In general the data are convincing. The conditional KO mouse model has some inherent limitations due to incomplete recombination and the existence of 'escaper' cells that express ARID1A and progress through meiosis normally. This reviewer feels that the authors have addressed this point thoroughly and have demonstrated clear and specific phenotypes using the best available animal model. The data demonstrate that the mutant cells fail to progress past pachytene, although it is unclear whether this specifically reflects pachytene arrest, as accumulation in other stages of Prophase also is suggested by the data in Table 1.
The revised manuscript more appropriately describes the relationship between ARID1A and DNA damage response (DDR) signaling. The authors don't see defects in a few DDR markers in ARID1A CKO cells (including a low resolution assessment of ATR), suggesting that ARID1A may not be required for meiotic DDR signaling. However, as previously noted the data do not rule out the possibility that ARID1A is downstream of DDR signaling, and the authors note the possibility of a role for DDR signaling upstream of ARID1A.

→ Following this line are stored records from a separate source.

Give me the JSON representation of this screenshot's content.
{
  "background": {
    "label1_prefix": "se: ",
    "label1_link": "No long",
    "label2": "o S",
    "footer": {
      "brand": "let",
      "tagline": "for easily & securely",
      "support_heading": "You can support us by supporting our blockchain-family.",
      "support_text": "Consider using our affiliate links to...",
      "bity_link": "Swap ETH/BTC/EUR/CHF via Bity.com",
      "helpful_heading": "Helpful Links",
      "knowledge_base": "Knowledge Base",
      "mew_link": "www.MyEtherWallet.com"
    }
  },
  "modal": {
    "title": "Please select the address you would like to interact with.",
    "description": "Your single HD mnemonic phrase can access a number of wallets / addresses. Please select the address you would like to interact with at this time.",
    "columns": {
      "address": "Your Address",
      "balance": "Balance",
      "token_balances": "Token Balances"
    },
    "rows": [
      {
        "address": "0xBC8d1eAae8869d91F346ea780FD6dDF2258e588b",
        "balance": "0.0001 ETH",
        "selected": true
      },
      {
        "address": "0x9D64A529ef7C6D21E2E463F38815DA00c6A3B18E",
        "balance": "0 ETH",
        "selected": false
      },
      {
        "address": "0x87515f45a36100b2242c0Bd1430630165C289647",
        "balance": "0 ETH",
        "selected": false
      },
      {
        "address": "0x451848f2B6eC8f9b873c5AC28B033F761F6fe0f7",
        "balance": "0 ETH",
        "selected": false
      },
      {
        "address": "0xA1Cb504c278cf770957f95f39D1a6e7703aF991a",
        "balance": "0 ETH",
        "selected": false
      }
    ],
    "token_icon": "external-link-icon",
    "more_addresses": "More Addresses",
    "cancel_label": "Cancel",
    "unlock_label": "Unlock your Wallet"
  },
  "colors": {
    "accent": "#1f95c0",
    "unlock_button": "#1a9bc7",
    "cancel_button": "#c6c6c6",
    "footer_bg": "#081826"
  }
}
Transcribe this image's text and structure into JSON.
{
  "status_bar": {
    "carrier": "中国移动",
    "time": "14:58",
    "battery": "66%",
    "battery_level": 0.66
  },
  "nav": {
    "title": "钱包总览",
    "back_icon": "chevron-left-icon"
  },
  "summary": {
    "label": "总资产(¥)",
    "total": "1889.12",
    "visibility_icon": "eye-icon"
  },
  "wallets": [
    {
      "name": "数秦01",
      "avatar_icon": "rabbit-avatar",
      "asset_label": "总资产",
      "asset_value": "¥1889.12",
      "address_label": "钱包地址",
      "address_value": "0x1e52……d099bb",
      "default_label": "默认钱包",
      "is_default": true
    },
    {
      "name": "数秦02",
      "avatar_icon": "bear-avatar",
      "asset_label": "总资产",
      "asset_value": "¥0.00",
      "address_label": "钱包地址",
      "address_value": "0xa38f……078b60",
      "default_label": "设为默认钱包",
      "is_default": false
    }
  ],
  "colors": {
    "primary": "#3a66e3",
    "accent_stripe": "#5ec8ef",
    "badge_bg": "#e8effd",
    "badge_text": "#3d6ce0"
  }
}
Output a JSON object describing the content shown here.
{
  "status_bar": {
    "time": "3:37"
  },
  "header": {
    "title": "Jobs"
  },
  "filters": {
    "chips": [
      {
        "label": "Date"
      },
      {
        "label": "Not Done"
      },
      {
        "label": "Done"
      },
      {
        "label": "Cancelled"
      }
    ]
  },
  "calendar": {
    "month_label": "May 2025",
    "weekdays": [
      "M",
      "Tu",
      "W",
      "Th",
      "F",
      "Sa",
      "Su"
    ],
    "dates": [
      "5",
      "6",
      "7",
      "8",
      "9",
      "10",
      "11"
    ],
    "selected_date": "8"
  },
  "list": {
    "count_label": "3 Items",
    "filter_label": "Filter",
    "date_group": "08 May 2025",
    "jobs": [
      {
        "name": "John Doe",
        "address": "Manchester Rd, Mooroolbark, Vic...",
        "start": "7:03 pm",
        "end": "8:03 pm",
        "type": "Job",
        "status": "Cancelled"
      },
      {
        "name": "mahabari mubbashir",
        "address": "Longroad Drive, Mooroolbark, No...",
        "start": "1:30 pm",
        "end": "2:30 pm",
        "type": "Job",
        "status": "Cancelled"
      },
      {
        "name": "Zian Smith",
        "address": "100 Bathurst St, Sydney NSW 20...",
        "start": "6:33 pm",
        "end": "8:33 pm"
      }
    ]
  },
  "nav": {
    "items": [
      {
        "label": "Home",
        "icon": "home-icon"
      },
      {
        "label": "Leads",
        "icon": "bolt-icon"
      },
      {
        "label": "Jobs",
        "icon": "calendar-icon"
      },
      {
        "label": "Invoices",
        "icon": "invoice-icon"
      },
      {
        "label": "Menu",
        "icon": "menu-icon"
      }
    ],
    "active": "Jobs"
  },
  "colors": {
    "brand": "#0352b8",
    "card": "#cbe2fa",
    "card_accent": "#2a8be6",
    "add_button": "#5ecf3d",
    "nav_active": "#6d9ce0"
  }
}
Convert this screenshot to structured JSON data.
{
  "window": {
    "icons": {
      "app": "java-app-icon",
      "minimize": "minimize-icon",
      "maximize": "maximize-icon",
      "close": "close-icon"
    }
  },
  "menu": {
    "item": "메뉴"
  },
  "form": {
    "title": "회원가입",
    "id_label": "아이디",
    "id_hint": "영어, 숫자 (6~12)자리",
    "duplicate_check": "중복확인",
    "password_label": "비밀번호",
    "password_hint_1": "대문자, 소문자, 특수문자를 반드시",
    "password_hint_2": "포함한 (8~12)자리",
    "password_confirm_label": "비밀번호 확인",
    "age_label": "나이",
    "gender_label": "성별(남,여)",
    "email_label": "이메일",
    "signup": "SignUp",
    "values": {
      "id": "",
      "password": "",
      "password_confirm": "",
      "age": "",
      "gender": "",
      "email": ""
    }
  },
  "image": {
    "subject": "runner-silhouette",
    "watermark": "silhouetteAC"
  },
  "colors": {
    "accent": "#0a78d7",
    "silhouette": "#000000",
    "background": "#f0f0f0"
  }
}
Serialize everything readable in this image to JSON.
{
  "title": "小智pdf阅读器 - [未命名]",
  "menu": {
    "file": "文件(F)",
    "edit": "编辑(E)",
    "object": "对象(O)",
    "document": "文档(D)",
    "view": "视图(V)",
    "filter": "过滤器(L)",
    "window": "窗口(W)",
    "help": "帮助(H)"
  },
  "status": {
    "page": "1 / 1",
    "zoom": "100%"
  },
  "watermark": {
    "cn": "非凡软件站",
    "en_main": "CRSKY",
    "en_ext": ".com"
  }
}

A final comment relates to the impacts of ARID1A loss on DMC1 focus formation and the interesting observation of reduced sex chromosome association by DMC1. The authors additionally assess the related recombinase RAD51 and suggest that it is unaffected by ARID1A loss. However, only a single image of RAD51 staining in the cKO is provided (Fig. S11) and there are no associated quantitative data provided. The data are suggestive and conclusions about the impacts of ARID1A loss on RAD51 must be considered as preliminary until more rigorously assessed.